Few professionals were surprised by the measles outbreak. All fear the corona pandemic. Munir al-Bursh, head of the pharmacy department at Gaza’s Ministry of Health, said the overall collapse of Gaza’s health sector only makes the spread of additional diseases “more likely.”
Half of all vital medicines are simply not available in Gaza, according to the Ministry of Health here, and half are at less than a month’s stock, according to the UN.
Officials blame Israel because the occupying power has a legal responsibility for the well-being of Palestinians in Gaza. But they do not hold blameless Egypt and the Palestinian Authority in the West Bank, said Ashraf al-Qedra, health ministry spokesperson.
Both Israel and Egypt impede Palestinians from Gaza from seeking medical treatment abroad, al-Qedra said. The never-resolved rivalry between Hamas and Fatah, the faction that dominates the West Bank PA, has caused financial assistance from the West Bank dwindle. Al-Bursh said the PA spent less than 10 percent of a $40 million health budget on Gaza in 2019.

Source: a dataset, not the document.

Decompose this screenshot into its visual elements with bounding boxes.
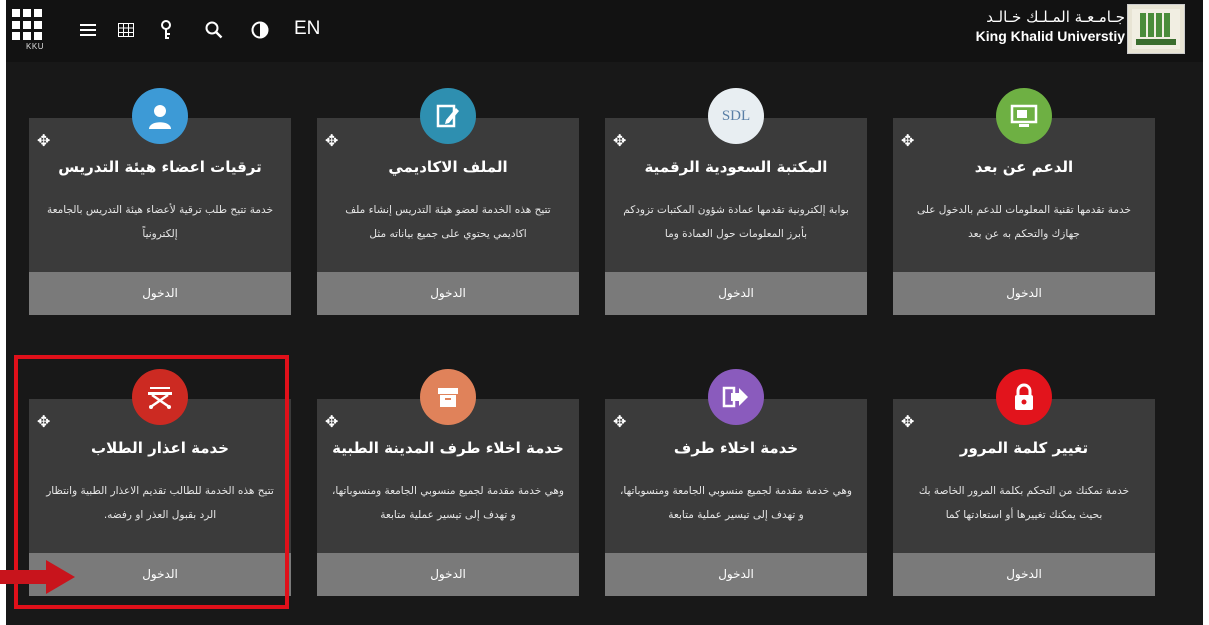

But even if official hands are tied by a chronic lack of resources and no political progress, whether with the PA or with Israel, some in Gaza did learn lessons from the 2019 measles outbreak.
In Deir al-Balah, the al-Louh family member who spoke to The Electronic Intifada is happy her son recovered from measles. But she fears even more the contagious coronavirus. She is exercising absolute caution.
“I was very close to losing my child that time,” she told The Electronic Intifada. “Now, with coronavirus, I am obsessed with trying to protect him, especially because Gaza’s health sector is so poor.”
Sarah Algherbawi is a freelance writer and translator from Gaza.